Muhammad ‘trashtalk’ Ali: de uitvinder van de verbale uppercut
Op 25 februari 1964 werd de trashtalk geboren.
Jonas Creteur gaat op zoek naar een markant cijfer van de sportweek.
Het tafereel keert voor elk titelgevecht in het boksen terug: de twee tegenstanders die elkaar proberen te intimideren op de voorafgaande persconferentie en weging. Een bokskampioen uit het verleden was een specialist in het uitdelen van zulke verbale uppercuts, en zelfs de grondlegger van de traditie: Muhammad Ali. Het werd zelfs een onlosmakelijk deel van zijn extraverte imago.

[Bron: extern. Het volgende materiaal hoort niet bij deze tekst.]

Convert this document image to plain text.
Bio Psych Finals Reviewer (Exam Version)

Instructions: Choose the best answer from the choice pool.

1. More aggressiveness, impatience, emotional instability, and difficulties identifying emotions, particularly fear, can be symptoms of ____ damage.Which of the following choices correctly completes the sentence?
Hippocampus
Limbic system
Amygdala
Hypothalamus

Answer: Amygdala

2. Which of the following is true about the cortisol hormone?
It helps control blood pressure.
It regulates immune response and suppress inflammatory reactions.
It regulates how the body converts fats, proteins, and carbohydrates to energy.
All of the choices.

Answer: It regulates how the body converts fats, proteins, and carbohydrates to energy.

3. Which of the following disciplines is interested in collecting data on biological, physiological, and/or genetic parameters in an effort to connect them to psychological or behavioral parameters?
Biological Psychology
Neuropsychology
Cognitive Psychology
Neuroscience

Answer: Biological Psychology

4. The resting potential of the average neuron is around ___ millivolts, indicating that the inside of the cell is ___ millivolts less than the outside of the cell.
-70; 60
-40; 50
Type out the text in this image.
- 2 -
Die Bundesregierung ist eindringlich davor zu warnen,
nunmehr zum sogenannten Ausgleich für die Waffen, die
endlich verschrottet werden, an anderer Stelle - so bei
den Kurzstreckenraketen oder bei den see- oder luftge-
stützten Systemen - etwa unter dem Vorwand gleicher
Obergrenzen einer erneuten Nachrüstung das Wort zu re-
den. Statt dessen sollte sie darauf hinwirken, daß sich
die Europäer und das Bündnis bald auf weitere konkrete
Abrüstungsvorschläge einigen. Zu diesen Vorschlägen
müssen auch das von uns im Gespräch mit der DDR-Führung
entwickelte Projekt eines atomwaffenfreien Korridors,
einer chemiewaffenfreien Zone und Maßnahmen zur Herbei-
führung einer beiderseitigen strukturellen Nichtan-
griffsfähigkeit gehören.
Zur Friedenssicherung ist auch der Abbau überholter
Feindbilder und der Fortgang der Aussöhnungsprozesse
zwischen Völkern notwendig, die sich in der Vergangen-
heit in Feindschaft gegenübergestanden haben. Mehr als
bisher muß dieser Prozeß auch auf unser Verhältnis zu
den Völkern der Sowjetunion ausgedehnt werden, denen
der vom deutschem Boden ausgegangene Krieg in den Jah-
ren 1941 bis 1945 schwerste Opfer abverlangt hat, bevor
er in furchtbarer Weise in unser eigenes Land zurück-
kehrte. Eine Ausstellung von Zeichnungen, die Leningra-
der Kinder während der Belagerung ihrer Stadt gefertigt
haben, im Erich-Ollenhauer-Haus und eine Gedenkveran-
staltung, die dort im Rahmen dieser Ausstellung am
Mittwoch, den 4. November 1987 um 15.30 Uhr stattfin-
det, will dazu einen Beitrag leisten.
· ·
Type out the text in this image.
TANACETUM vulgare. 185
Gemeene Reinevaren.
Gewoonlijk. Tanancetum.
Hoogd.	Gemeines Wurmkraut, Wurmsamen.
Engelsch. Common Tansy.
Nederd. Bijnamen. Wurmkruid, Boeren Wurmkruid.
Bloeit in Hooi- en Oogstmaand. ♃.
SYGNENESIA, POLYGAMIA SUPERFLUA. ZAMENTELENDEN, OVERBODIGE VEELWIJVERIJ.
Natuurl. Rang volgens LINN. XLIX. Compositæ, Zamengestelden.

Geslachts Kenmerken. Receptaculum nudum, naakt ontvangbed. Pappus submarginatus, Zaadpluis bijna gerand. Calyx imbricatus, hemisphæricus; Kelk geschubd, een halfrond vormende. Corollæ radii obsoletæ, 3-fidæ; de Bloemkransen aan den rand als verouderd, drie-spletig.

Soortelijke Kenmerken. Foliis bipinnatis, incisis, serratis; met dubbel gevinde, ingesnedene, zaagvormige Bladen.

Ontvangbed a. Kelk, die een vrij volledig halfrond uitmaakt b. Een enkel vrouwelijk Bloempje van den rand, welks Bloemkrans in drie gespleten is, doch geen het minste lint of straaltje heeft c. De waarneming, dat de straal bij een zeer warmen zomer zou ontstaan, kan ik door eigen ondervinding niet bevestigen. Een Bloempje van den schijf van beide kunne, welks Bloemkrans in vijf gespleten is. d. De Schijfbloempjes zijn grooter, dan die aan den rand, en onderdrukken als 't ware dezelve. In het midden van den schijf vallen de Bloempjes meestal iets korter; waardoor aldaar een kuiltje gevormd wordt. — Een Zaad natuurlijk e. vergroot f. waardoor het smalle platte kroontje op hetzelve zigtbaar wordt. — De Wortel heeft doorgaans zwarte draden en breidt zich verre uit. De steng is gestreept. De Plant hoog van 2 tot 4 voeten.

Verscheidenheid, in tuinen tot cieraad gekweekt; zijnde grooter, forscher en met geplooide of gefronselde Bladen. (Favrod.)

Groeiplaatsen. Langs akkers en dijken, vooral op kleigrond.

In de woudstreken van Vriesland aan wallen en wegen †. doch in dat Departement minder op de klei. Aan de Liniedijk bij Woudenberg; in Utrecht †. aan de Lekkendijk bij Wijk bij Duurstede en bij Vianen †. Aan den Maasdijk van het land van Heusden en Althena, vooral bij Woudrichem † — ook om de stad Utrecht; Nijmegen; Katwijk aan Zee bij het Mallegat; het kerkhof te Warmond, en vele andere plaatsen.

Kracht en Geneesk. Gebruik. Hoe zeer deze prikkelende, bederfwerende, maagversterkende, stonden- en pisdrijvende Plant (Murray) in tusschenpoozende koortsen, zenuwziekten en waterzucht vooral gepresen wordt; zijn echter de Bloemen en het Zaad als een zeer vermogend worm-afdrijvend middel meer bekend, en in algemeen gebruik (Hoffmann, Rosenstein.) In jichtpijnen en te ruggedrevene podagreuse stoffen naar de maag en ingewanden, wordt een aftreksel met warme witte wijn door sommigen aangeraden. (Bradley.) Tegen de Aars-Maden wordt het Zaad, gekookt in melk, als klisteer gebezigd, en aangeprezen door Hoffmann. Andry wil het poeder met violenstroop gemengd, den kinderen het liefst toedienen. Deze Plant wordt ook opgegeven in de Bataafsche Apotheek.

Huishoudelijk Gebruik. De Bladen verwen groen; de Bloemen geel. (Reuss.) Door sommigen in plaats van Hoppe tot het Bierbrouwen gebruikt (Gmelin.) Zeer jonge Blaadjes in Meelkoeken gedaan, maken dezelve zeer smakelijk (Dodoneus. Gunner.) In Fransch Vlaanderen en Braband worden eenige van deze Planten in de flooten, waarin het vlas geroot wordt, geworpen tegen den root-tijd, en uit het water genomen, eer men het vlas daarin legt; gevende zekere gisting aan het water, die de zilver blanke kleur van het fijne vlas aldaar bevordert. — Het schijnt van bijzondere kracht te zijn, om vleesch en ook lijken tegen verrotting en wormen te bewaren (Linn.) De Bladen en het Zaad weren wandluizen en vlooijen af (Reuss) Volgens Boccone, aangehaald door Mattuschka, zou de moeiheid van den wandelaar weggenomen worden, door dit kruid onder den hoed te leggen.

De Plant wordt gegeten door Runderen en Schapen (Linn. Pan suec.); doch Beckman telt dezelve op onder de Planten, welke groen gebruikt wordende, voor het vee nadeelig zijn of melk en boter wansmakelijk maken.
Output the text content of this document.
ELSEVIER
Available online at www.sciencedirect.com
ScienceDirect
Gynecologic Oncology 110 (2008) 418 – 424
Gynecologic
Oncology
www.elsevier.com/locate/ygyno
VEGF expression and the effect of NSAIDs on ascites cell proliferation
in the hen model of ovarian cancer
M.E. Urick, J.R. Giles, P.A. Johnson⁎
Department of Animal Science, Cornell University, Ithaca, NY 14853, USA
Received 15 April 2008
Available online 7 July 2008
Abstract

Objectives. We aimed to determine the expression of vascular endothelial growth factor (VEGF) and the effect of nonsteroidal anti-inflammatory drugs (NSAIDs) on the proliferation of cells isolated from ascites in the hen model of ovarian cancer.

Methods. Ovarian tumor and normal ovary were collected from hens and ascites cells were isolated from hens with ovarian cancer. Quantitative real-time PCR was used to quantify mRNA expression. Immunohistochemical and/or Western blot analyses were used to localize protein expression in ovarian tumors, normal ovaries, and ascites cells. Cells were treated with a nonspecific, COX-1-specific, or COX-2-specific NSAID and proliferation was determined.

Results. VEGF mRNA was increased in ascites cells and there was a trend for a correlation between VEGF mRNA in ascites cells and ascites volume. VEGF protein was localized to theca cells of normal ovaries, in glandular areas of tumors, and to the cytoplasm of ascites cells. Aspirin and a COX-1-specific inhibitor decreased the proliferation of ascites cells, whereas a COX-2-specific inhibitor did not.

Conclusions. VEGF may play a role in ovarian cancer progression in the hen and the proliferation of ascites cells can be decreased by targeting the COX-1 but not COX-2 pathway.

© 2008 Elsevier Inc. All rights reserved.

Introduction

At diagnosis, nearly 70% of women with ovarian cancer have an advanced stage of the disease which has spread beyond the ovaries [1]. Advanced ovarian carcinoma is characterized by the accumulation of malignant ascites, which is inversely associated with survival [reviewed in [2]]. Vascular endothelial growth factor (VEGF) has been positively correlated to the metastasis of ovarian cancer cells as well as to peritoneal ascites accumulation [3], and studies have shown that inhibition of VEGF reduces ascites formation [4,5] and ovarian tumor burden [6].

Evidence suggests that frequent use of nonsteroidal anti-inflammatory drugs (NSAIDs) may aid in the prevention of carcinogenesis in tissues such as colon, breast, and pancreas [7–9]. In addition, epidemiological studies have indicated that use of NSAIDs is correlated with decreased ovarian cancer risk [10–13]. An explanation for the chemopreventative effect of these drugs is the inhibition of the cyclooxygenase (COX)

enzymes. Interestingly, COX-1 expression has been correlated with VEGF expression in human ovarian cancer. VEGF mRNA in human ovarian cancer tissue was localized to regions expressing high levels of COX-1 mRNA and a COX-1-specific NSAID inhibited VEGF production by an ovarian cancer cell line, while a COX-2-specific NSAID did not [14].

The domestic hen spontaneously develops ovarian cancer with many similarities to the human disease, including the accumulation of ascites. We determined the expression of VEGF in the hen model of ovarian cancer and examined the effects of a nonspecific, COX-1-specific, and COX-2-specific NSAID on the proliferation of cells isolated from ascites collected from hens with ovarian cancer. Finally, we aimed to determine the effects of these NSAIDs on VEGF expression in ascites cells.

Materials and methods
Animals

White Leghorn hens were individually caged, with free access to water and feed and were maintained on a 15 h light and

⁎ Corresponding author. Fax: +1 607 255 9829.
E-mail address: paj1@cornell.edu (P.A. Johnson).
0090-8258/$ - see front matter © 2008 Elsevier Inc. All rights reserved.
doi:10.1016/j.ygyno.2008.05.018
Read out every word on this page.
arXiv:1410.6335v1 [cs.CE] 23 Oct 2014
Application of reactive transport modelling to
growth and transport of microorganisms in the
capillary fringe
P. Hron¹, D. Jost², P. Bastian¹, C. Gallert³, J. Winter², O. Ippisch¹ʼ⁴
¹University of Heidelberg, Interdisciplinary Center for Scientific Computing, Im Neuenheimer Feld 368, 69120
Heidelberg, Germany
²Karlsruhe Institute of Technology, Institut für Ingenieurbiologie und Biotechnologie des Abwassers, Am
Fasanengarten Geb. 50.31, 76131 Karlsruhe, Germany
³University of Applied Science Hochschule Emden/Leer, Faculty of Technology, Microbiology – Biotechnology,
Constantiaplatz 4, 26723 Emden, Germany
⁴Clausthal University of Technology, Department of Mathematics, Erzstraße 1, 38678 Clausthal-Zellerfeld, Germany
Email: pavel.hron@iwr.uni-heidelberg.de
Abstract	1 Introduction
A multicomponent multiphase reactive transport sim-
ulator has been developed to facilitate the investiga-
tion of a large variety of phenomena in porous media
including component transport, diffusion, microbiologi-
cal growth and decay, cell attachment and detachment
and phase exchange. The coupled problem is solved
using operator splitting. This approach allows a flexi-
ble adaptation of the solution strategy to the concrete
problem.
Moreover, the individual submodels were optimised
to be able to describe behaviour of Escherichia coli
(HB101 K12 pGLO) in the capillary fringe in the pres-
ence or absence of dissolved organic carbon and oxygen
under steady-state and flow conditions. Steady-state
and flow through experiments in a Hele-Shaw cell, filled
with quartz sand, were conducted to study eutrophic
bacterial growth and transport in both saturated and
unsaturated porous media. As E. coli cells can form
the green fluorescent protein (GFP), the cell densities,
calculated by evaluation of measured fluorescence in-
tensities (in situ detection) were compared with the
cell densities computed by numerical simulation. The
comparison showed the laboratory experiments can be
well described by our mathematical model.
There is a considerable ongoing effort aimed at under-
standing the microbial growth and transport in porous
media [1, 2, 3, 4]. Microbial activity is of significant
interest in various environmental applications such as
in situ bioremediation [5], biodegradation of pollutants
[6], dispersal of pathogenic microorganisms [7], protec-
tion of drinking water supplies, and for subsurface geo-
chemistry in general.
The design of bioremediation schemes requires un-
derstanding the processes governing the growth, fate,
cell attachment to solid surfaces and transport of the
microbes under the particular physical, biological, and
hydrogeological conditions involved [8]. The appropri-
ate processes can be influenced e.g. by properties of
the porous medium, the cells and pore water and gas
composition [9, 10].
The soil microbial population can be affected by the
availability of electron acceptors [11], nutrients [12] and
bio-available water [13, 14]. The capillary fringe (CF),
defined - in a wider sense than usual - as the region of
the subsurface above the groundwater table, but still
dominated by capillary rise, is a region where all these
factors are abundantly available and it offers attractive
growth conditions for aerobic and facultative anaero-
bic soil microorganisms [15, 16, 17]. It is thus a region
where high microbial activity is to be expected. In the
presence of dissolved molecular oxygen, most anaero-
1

Het begon zestig jaar geleden, op 25 februari 1964. De 22-jarige Cassius Clay, zoals Ali voor zijn bekering tot de islam nog heette, daagde toen op in het Miami Beach Convention Center voor een kamp tegen Sonny Liston, de regerende kampioen bij de zwaargewichten. Hij droeg een spijkerjas met ‘Bear Huntin’ (berenjacht) als opschrift. Geen toeval, want Liston had als bijnaam ‘The Big Bear’. De zomer ervoor had Clay hem in Las Vegas ook al uitgemaakt voor ‘grote lelijke beer’ in de aanloop naar diens kamp tegen Floyd Patterson. Na het gevecht betrad hij zelfs de ring om voor de tv-camera’s te roepen: ‘Liston is a tramp (landloper, nvdr), I’m the champ.’ Wat toen nog platte praat was, veranderde een goed half jaar later toen Clay tijdens de persconferentie in Miami een intussen legendarische tirade afstak, met als bekendste zin: ‘Float like a butterfly, sting like a bee’ (zweef als een vlinder, steek als een bij). Ook tijdens de weging bleef Clay plaagstoten geven: ‘Ik kan je altijd verslaan. Je bent geen reus. Ik ga je levend opeten.’
De aanwezige journalisten waren verbijsterd. Ze dachten dat Clay gek was geworden. De Miami Boxing Commission verklaarde zelfs dat ze hem een boete van 2500 dollar zou geven voor ‘grensoverschrijdend’ gedrag. Clay zou later beweren dat hij helemaal geen kortsluiting in zijn hoofd had gekregen. Meer zelfs: hij wist precies wat hij deed. Door de bijna onverslaanbaar gewaande Liston, die toen 35 van zijn 36 boksduels had gewonnen, al maanden voor de kamp verbaal te bestoken, profileerde hij zich niet alleen als jonge bokser, maar probeerde hij ook in het onderbewustzijn van de eerzuchtige Liston te kruipen. Hoe kwader die zou worden, hoe roekelozer hij zou boksen. Clay moest de titelhouder bij de zwaargewichten zelfs doen geloven dat hij gek was. Het was een advies van zijn assistent-coach Drew Brown: ‘Het enige wat een tough guy bang maakt is een crazy guy.’ Het werkte: Clay won verrassend zijn eerste wereldtitel bij de zwaargewichten. Met dank aan wat hij later omschreef als ‘mijn fijnste stukje acteerwerk’.